Friday, May 2, 2008

The Cactus Throne: the Tragedy of Maximilian and Carlotta by Richard O'Connor

Originally published in the Times of Northwest Indiana

An early episode of The Dick Van Dyke Show has Rob giving Laura a huge, ornate necklace once belonging to the Empress Carlotta. Laura is appalled, but copes politely with Rob's awful taste. There is a kernel of history in this episode, which it seems the show's writers expected an early 1960s audience to grasp.

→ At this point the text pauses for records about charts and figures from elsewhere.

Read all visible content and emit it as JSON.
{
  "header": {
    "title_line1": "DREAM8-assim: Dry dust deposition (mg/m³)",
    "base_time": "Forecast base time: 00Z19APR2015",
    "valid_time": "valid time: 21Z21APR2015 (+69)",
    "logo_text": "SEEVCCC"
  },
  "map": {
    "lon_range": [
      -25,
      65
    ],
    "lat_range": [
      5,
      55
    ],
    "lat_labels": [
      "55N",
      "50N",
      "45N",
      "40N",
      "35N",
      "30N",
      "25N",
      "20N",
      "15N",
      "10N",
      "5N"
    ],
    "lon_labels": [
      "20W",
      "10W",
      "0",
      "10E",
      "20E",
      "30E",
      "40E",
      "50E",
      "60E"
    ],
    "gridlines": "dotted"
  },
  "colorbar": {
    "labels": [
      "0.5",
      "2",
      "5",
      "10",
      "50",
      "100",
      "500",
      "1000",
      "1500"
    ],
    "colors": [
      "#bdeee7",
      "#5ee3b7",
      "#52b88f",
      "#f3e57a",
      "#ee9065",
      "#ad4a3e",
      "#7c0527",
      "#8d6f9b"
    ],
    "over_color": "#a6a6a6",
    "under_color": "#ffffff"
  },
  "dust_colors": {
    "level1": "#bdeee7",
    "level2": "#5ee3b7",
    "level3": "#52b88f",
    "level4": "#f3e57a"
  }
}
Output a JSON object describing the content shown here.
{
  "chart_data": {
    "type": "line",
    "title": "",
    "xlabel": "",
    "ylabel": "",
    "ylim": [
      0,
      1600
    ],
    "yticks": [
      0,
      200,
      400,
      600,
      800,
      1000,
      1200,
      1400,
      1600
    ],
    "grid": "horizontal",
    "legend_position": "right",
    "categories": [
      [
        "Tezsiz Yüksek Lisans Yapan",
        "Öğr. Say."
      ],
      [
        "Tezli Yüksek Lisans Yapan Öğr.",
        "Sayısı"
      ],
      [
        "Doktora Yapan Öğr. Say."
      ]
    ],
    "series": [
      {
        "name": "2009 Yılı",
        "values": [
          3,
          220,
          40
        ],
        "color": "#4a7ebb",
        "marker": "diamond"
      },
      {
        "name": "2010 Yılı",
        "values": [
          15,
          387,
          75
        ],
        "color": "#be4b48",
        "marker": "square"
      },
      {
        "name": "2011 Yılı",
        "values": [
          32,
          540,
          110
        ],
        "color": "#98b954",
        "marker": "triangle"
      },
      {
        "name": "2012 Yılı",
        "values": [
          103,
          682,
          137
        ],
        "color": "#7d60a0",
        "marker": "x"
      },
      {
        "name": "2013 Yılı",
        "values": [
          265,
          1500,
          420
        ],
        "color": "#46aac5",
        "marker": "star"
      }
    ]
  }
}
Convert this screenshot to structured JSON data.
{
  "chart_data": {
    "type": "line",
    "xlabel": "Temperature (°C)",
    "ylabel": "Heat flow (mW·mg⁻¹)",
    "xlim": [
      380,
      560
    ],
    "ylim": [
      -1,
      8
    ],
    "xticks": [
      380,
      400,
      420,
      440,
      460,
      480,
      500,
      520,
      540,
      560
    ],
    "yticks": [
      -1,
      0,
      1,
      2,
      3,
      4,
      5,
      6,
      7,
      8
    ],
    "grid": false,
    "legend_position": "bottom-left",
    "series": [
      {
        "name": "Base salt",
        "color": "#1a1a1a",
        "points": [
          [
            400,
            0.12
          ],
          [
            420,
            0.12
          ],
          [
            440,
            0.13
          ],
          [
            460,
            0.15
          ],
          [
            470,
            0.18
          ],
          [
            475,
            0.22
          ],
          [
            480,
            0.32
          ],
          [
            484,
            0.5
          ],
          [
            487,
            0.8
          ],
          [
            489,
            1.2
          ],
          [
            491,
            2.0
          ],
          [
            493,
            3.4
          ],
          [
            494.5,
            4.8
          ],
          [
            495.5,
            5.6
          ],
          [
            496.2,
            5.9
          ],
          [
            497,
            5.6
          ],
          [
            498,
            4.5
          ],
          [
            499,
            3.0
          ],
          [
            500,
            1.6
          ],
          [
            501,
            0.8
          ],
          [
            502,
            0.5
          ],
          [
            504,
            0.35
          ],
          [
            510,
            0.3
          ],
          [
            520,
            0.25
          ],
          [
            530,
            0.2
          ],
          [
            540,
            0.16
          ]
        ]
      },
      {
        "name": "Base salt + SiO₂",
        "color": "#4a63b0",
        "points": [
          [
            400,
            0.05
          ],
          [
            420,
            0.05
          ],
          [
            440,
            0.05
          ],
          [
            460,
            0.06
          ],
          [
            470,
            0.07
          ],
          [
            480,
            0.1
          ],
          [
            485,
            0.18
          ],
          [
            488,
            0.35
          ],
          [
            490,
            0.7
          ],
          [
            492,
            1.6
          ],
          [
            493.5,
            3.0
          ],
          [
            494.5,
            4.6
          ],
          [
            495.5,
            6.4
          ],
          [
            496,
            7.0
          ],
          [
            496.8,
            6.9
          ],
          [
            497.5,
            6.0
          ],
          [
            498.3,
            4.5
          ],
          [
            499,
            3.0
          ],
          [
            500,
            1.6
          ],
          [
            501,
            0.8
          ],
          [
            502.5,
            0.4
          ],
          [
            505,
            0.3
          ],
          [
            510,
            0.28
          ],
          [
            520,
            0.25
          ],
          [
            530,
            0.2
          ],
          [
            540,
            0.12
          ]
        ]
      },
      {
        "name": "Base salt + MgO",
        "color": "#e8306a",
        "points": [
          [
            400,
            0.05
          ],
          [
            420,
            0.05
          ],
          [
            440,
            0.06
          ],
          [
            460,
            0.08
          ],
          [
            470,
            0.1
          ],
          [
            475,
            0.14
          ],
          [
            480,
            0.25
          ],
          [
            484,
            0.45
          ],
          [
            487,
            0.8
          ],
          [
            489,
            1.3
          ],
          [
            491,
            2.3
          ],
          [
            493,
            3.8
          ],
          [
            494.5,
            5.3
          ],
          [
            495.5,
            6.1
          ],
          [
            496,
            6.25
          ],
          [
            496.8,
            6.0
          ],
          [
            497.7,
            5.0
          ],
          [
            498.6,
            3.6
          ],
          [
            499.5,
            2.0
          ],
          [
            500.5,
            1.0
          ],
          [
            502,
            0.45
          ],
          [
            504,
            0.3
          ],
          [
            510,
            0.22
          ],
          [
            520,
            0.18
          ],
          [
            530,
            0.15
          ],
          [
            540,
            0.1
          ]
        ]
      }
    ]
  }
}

The Cactus Throne is an excellent introduction to that history. The Emperor Maximilian and the Empress Carlotta were, respectively, an Austrian prince and a Belgian princess, married young and shipped off to become the rulers of Mexico at the behest partly of the Mexican upper classes, but mostly of the French government, who hoped in this way to collect an outstanding debt owed by a disgraced Mexican regime to several powerful French banks. (The Mexican president, Miramon, who had signed off on the loan, had decamped to exile in Cuba.) All this was in the middle 1860s, while the United States was too busy fighting the Civil War to keep jumped-up European monarchs from settling south of the border. " 'I'm not exactly skeered,' " Abraham Lincoln said, " 'but I don't like the look of the thing.' "

Of course, the thing was absurd and impossible. Maximilian and Carlotta lasted a little more than two years on their throne. Mexico had another president at the time, Benito Juarez (Miramon's opposite number) who had been recognized by the United States and whose mass-supported guerrilla army was partly funded by American money. While the Emperor and Empress hosted receptions and handed out medals and ribbons in their palace in Mexico City, a French army harried Juarez' thousands as efficiently as it could, and French officials patrolled the ports, collecting import taxes to pay both the debt and the occupying troops. Cinco de Mayo, in fact, celebrates a Mexican victory over French troops won at about this time.

Maximilian saw himself as an enlightened liberal prince whom the Mexican people would soon come to love, and Carlotta seems to have seen herself simply as an Empress in a bejeweled cloud. But the Civil War ended, leaving the United States free to deal with Europeans to the south. Acute homesickness, the climate, marital problems, and the terror of living under siege among a hostile armed population took their toll on the couple. Maximilian's signing of the "Black Decree," an order condemning to death all Mexicans who helped "the bandit" Juarez, doomed him.

The French began to withdraw their army. Carlotta returned to Europe to rally support for the pointless adventure, but the two young rulers had already been hung out to dry. Carlotta went insane at twenty-six, and was locked up for the next sixty years in a Belgian castle. Maximilian, believing that a prince does not flee, stayed behind in Mexico and was captured and shot by Juarez' troops a year after his wife's departure. They were only two casualties among thousands who fell around the Cactus Throne.

2 comments:

  1. This is a brilliant blog-idea. I love everything about it, the Emily Dickinson quote (I love all that she's written), Martha's choice of books (as Omar Khayyam would have said, a jug of wine, a book of poems, and thou, Martha,...BLISS). I have read Fear of Flying and the later Fear of Fifty. And also Room with a View. I'm not much of a history reader though, but these ones, esp the one on the East India Company seem interesting.
    And I'd definitely love to read Diary of a Provincial Lady.

    ReplyDelete
  2. I am so pleased you noticed Vellum! (And Martha, too.) The Provincial Lady is simply perfection.